A Commonwealth Fund article stated that the ACA’s primary goal is to create access to preventive health services to encourage patients to use them—and by doing so, create better health outcomes for all. Additionally, relieving patients of financial burdens has led to fewer racial and ethnic disparities in access to the above services.
O’Connor’s decision, however, calls the accessibility of these services into question.
Braidwood Management sued partly on the basis that the ACA’s requirements are unconstitutional. O’Connor agreed, stating that any recommendations from the US Preventive Services Task Force (USPSTF)—which would normally be covered by the ACA—are invalid.
This was due to O’Connor’s belief that current USPSTF members were “unconstitutionally appointed.” According to the judge, the president must appoint all members instead of the HHS—followed by Senate confirmation.
In addition, individual and employer plaintiffs sued to zero out some of the ACA’s preventive service requirements—including HPV vaccines, access to PrEP, and screenings and behavioral counseling for STDs and drug use—on religious and nonreligious grounds.
Some argued that covering PrEP, a drug that can reduce the risk of contracting HIV by 77%–90%, would make them “complicit in facilitating homosexual behavior, drug use, and sexual activity outside of marriage between one man and one woman,” according to court documents.

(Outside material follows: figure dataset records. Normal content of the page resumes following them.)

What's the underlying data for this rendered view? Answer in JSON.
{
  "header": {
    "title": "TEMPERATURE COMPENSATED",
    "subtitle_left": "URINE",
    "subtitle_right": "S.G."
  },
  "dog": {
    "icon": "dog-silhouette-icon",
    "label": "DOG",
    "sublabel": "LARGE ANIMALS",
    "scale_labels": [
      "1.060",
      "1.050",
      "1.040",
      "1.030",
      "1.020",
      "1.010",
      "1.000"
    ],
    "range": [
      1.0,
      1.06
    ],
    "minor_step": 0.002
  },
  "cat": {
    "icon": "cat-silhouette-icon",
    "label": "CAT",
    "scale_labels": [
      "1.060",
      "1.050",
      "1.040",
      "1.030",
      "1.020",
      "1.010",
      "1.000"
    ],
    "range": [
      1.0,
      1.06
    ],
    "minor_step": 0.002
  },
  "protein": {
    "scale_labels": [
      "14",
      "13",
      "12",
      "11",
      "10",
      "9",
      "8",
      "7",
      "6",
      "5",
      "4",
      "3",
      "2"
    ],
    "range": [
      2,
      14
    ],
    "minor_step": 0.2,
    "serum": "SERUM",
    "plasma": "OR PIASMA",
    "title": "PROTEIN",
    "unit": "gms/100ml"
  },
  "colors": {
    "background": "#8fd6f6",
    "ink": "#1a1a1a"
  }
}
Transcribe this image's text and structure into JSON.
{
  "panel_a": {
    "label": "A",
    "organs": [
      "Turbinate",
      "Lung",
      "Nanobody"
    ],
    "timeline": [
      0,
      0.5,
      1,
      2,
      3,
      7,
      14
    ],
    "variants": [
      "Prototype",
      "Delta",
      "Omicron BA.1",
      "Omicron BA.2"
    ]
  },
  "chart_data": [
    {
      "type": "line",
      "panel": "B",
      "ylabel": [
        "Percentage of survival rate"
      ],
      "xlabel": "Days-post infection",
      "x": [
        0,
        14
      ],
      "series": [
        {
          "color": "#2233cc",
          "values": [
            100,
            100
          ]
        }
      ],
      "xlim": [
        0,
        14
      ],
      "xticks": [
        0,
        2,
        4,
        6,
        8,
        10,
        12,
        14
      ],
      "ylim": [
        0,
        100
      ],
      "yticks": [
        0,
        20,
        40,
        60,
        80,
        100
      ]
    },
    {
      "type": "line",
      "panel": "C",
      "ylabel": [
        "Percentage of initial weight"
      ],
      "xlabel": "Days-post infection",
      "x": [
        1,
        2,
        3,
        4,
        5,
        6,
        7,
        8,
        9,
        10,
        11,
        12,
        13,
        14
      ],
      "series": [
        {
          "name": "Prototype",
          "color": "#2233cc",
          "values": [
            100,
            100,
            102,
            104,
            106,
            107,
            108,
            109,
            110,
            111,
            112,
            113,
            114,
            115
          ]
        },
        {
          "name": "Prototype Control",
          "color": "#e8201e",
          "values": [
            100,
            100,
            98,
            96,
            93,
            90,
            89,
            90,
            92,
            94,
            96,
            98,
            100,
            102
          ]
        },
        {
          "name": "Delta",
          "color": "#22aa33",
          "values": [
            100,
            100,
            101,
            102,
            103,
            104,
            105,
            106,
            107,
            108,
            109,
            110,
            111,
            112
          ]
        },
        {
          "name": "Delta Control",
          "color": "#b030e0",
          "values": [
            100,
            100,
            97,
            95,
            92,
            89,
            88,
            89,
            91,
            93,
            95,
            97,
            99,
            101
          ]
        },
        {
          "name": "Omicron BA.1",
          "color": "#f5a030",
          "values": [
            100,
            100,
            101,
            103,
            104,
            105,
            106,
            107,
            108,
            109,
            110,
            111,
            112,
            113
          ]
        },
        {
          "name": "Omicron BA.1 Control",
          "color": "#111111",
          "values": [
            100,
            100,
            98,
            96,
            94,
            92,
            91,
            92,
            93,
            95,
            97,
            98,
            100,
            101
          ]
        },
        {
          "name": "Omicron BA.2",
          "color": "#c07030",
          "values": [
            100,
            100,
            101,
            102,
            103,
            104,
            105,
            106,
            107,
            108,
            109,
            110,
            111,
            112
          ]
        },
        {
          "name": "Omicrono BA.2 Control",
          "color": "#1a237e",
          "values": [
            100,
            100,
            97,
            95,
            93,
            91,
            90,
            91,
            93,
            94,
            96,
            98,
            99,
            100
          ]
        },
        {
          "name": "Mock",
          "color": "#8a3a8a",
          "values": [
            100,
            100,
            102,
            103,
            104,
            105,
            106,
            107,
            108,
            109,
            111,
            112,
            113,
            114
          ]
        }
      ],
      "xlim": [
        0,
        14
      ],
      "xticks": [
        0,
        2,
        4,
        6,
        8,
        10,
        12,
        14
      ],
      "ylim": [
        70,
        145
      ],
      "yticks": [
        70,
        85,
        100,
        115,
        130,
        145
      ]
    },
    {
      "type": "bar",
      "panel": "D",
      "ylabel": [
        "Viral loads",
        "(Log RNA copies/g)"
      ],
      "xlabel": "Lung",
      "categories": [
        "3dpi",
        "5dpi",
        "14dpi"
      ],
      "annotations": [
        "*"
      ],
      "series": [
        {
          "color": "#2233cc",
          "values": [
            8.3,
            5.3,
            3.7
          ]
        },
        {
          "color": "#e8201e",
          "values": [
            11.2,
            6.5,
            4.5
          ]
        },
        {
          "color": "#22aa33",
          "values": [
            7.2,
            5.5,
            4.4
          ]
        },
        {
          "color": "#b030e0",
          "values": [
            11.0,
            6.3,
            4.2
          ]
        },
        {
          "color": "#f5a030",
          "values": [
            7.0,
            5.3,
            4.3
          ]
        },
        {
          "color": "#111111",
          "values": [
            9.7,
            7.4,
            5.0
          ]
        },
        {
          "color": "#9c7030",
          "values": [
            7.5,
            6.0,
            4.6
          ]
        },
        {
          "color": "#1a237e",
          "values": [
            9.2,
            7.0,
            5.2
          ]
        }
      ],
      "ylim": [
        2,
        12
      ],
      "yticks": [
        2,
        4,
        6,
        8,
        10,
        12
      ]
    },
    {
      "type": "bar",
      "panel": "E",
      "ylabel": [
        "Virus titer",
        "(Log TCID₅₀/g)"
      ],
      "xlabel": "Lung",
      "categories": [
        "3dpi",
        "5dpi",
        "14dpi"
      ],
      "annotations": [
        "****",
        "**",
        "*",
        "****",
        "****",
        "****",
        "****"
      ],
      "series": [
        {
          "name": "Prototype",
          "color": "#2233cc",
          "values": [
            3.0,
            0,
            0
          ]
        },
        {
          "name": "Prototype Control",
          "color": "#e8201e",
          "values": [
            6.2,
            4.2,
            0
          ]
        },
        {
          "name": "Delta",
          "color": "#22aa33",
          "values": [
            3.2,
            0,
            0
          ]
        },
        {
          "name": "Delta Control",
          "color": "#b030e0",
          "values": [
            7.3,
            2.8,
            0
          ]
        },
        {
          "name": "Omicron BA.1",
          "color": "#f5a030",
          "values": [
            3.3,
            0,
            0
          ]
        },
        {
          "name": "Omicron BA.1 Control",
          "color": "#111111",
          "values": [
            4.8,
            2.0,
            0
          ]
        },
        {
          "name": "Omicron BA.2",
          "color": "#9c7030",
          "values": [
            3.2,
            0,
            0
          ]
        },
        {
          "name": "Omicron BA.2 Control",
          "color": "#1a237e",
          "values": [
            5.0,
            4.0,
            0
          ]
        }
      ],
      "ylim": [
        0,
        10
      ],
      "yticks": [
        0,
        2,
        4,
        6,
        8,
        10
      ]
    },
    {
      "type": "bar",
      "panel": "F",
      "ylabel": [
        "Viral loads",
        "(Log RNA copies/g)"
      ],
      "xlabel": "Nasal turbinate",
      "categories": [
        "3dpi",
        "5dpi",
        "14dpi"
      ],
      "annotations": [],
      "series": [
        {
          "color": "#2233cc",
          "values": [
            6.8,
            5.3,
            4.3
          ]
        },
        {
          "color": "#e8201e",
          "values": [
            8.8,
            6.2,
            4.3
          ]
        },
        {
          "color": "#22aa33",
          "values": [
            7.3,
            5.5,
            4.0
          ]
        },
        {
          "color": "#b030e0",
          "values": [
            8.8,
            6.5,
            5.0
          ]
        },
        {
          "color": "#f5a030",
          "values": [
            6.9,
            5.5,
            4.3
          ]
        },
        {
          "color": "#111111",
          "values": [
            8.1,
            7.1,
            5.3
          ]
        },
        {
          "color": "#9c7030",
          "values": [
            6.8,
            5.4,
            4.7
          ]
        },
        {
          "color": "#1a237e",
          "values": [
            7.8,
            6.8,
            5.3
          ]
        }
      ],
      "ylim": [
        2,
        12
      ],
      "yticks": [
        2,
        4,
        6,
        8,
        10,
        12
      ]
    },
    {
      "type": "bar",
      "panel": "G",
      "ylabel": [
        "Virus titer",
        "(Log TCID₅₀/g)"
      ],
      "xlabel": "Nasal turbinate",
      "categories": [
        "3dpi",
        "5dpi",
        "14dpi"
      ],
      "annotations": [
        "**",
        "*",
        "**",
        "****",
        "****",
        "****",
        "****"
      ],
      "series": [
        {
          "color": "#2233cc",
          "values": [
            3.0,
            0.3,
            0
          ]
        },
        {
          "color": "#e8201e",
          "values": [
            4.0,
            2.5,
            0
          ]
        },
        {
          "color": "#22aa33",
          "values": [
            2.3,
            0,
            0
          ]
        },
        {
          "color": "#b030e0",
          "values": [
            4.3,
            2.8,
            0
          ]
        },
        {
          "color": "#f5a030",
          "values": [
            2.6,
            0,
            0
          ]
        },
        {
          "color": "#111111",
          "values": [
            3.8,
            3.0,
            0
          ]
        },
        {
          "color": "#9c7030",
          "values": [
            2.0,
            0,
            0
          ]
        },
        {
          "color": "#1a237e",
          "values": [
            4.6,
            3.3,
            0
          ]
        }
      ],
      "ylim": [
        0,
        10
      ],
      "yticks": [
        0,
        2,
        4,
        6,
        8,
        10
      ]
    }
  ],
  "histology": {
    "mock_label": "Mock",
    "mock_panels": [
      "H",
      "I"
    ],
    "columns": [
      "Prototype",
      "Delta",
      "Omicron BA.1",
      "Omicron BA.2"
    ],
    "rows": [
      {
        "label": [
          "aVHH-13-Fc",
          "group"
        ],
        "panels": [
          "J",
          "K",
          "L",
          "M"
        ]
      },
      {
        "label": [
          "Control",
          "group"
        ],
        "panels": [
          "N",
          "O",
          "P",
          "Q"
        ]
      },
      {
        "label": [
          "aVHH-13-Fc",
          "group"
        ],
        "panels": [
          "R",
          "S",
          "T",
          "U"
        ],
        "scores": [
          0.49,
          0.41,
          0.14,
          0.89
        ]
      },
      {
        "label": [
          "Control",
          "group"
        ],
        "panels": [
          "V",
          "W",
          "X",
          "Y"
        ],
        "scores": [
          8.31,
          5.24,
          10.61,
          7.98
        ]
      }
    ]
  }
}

O’Connor agreed, stating that the requirement for health plans to provide free coverage for PrEP violated Braidwood’s rights under the Religious Freedom Restoration Act, a decision that may affect who has access to PrEP and the other aforementioned preventive health services.
Talk to patients about PrEP
As lawmakers decide what level of access patients will have to PrEP, medical experts say that more patients would benefit from starting it.
“Unfortunately, only about 78,000 people have been put on PrEP to date,” Kristin Englund, MD, staff physician, Department of Infectious Disease, told the Cleveland Clinic in 2019.
This statistic pales in comparison to the 1.1 million people aged 13 and older who live with an active HIV infection in the United States, approximately 15% of who are undiagnosed.
According to Dr. Englund, doctors may be the biggest influence on a patient’s decision to start PrEP, and more primary care physicians can start the conversation with those at risk of contracting HIV.
Dr. Englund encouraged physicians to approach conversations about HIV and PrEP like they would for any other preventive health topic.
"A patient may not want to disclose or discuss at-risk behaviors, but this conversation is an important step in protecting your patients’ overall health."
— Kristin Englund, MD
“The main goal is to let patients know we want to keep them safe from HIV,” she added.
What this means for you
The 2022 ruling by Federal Judge O’Connor could thwart the ACA's primary goals—to provide preventive health services that (when free to the public) lead to better health outcomes and fewer racial and ethnic disparities in access to care. As for PrEP, patients who could benefit from taking it are more likely to do so when their PCPs recommend it. Experts encourage doctors to approach discussing HIV prevention as they would any preventive health conversation.